The thing I’ve noticed about blogging and writing, in my case—is pain. I get my best soul-searching, authentically rich, writing material when my emotions are operating in high gear. Anger and sadness, in particular, running hot enough to start a rash under my collar, tend to be fruitful.
I’ve noticed of late that I’ve been writing less often and more haphazardly. At first I thought this was due to the time commitment required by the publication of my forthcoming book—a phrase I’ve been using with annoying frequency (even though I am quite proud of the fact that a book will be forthcoming). It does require my time, but not so much of it that I would be unable to blog as well.
So—if it’s not my emotional state, or my forthcoming book, what is it? Am I losing interest? Is it difficult to find something worthwhile to write about? Have I become distracted? Have I lost my groove or my niche? I’m not sure, although all are possibilities. My life is changing, in facets as complex and varied as prism glints of light. While what I wrote about and will continue to write about is still enormously important to me, I am morphing an old skin and becoming comfy in a new one.
Much of me remains the same. There are values, personality traits, my loud and distinct belly laugh. But much has changed. The experience of losing my parents, the empty-nesting of my babies, the world anew and awash in color, design, and person.

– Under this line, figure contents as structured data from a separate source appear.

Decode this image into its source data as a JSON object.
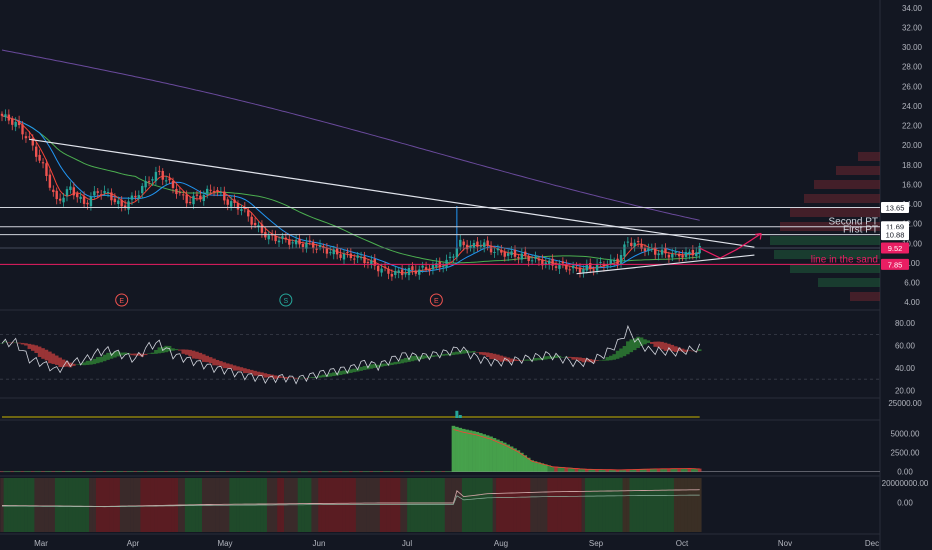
{
  "chart_data": {
    "type": "candlestick",
    "x_labels": [
      "Mar",
      "Apr",
      "May",
      "Jun",
      "Jul",
      "Aug",
      "Sep",
      "Oct",
      "Nov",
      "Dec"
    ],
    "price_axis": {
      "ticks": [
        "34.00",
        "32.00",
        "30.00",
        "28.00",
        "26.00",
        "24.00",
        "22.00",
        "20.00",
        "18.00",
        "16.00",
        "14.00",
        "12.00",
        "10.00",
        "8.00",
        "6.00",
        "4.00"
      ],
      "range": [
        3.2,
        34.8
      ]
    },
    "price_series": [
      [
        0,
        23.0
      ],
      [
        4,
        22.2
      ],
      [
        8,
        20.5
      ],
      [
        12,
        17.8
      ],
      [
        16,
        14.2
      ],
      [
        20,
        15.6
      ],
      [
        24,
        14.0
      ],
      [
        28,
        15.3
      ],
      [
        31,
        15.0
      ],
      [
        35,
        13.7
      ],
      [
        39,
        14.8
      ],
      [
        43,
        16.5
      ],
      [
        46,
        17.2
      ],
      [
        50,
        15.7
      ],
      [
        54,
        14.3
      ],
      [
        58,
        14.8
      ],
      [
        62,
        15.6
      ],
      [
        66,
        14.2
      ],
      [
        70,
        13.6
      ],
      [
        74,
        11.8
      ],
      [
        78,
        10.6
      ],
      [
        82,
        10.4
      ],
      [
        86,
        10.0
      ],
      [
        90,
        9.9
      ],
      [
        94,
        9.4
      ],
      [
        98,
        8.9
      ],
      [
        102,
        8.7
      ],
      [
        106,
        8.3
      ],
      [
        110,
        7.5
      ],
      [
        114,
        6.9
      ],
      [
        118,
        7.1
      ],
      [
        122,
        7.3
      ],
      [
        126,
        7.6
      ],
      [
        130,
        8.0
      ],
      [
        134,
        10.0
      ],
      [
        137,
        9.6
      ],
      [
        140,
        10.0
      ],
      [
        144,
        9.2
      ],
      [
        148,
        8.9
      ],
      [
        152,
        8.7
      ],
      [
        156,
        8.3
      ],
      [
        160,
        7.9
      ],
      [
        164,
        7.7
      ],
      [
        168,
        7.3
      ],
      [
        172,
        7.5
      ],
      [
        176,
        7.9
      ],
      [
        180,
        8.2
      ],
      [
        183,
        10.2
      ],
      [
        186,
        9.8
      ],
      [
        189,
        9.3
      ],
      [
        193,
        9.0
      ],
      [
        197,
        8.8
      ],
      [
        201,
        8.9
      ],
      [
        204,
        9.4
      ]
    ],
    "levels": [
      {
        "value": 13.65,
        "label": "13.65",
        "note": ""
      },
      {
        "value": 11.69,
        "label": "11.69",
        "note": "Second PT"
      },
      {
        "value": 10.88,
        "label": "10.88",
        "note": "First PT"
      },
      {
        "value": 9.52,
        "label": "9.52",
        "note": ""
      },
      {
        "value": 7.85,
        "label": "7.85",
        "note": "line in the sand"
      }
    ],
    "event_markers": [
      {
        "label": "E",
        "x": 35,
        "type": "earnings"
      },
      {
        "label": "S",
        "x": 83,
        "type": "split"
      },
      {
        "label": "E",
        "x": 127,
        "type": "earnings"
      }
    ],
    "rsi_panel": {
      "ticks": [
        "80.00",
        "60.00",
        "40.00",
        "20.00"
      ],
      "range": [
        15,
        90
      ],
      "series": [
        [
          0,
          62
        ],
        [
          4,
          63
        ],
        [
          8,
          48
        ],
        [
          12,
          44
        ],
        [
          16,
          38
        ],
        [
          20,
          45
        ],
        [
          24,
          47
        ],
        [
          28,
          54
        ],
        [
          31,
          56
        ],
        [
          35,
          52
        ],
        [
          39,
          48
        ],
        [
          43,
          60
        ],
        [
          46,
          62
        ],
        [
          50,
          52
        ],
        [
          54,
          48
        ],
        [
          58,
          44
        ],
        [
          62,
          40
        ],
        [
          66,
          38
        ],
        [
          70,
          34
        ],
        [
          74,
          32
        ],
        [
          78,
          30
        ],
        [
          82,
          32
        ],
        [
          86,
          30
        ],
        [
          90,
          33
        ],
        [
          94,
          36
        ],
        [
          98,
          38
        ],
        [
          102,
          40
        ],
        [
          106,
          45
        ],
        [
          110,
          42
        ],
        [
          114,
          48
        ],
        [
          118,
          52
        ],
        [
          122,
          50
        ],
        [
          126,
          52
        ],
        [
          130,
          54
        ],
        [
          134,
          58
        ],
        [
          137,
          52
        ],
        [
          140,
          48
        ],
        [
          144,
          45
        ],
        [
          148,
          46
        ],
        [
          152,
          48
        ],
        [
          156,
          50
        ],
        [
          160,
          52
        ],
        [
          164,
          48
        ],
        [
          168,
          44
        ],
        [
          172,
          46
        ],
        [
          176,
          52
        ],
        [
          180,
          62
        ],
        [
          183,
          74
        ],
        [
          186,
          63
        ],
        [
          189,
          56
        ],
        [
          193,
          55
        ],
        [
          197,
          54
        ],
        [
          201,
          56
        ],
        [
          204,
          58
        ]
      ]
    },
    "volume_panel": {
      "ticks": [
        "25000.00"
      ],
      "range": [
        0,
        30000
      ],
      "spike": [
        [
          111,
          12000
        ],
        [
          112,
          5000
        ]
      ]
    },
    "accumulation_panel": {
      "ticks": [
        "5000.00",
        "2500.00",
        "0.00"
      ],
      "range": [
        -300,
        6500
      ],
      "series": [
        [
          0,
          30
        ],
        [
          20,
          60
        ],
        [
          40,
          40
        ],
        [
          60,
          70
        ],
        [
          80,
          20
        ],
        [
          100,
          30
        ],
        [
          110,
          40
        ],
        [
          111,
          6000
        ],
        [
          114,
          5600
        ],
        [
          118,
          5200
        ],
        [
          122,
          4600
        ],
        [
          126,
          3800
        ],
        [
          130,
          2800
        ],
        [
          134,
          1500
        ],
        [
          140,
          700
        ],
        [
          150,
          350
        ],
        [
          160,
          250
        ],
        [
          170,
          400
        ],
        [
          180,
          450
        ],
        [
          190,
          300
        ],
        [
          204,
          200
        ]
      ]
    },
    "flow_panel": {
      "ticks": [
        "20000000.00",
        "0.00"
      ],
      "range": [
        -30000000,
        25000000
      ],
      "series": [
        [
          0,
          -3000000
        ],
        [
          30,
          -4000000
        ],
        [
          60,
          -2000000
        ],
        [
          90,
          -1000000
        ],
        [
          110,
          -500000
        ],
        [
          111,
          12000000
        ],
        [
          113,
          6000000
        ],
        [
          120,
          9000000
        ],
        [
          140,
          11000000
        ],
        [
          160,
          12000000
        ],
        [
          180,
          13000000
        ],
        [
          204,
          13500000
        ]
      ]
    },
    "colors": {
      "background": "#131722",
      "up": "#26a69a",
      "down": "#ef5350",
      "level": "#d1d4dc",
      "level_magenta": "#e91e63",
      "trendline": "#e0e3eb",
      "ma_purple": "#6a4a9c",
      "ma_green": "#4caf50",
      "ma_blue": "#2196f3",
      "ma_red": "#f44336",
      "rsi_line": "#d1d4dc",
      "axis_text": "#b2b5be"
    }
  }
}
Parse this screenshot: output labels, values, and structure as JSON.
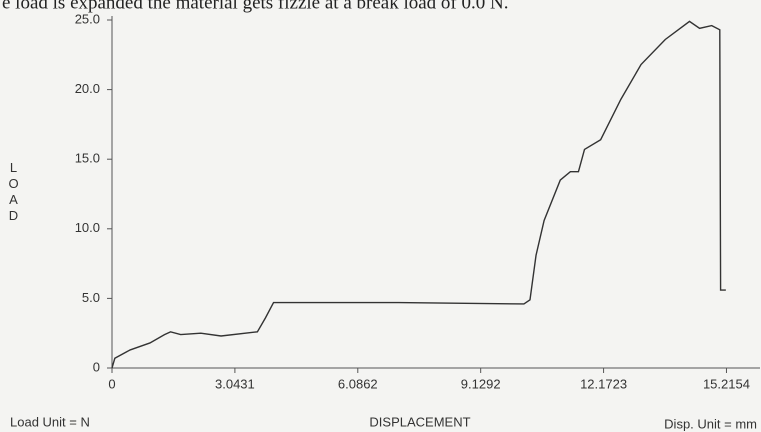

It is an ongoing process and has been so for the past many decades. I am led to a better place, yet my pattern of change-resistance is usually my initial reaction. But only initial.
My desire to write has not left me. It may morph in content, context, where I choose to be mindful and how often I want to share, but it has not faded. Therefore, it remains a mystery—and an interesting one—to see what will pull, push and motivate me enough to make me want to write. It is a mystery I look forward to as I let go of the need to appear in control, and view the world with innocence and wisdom, from many angles.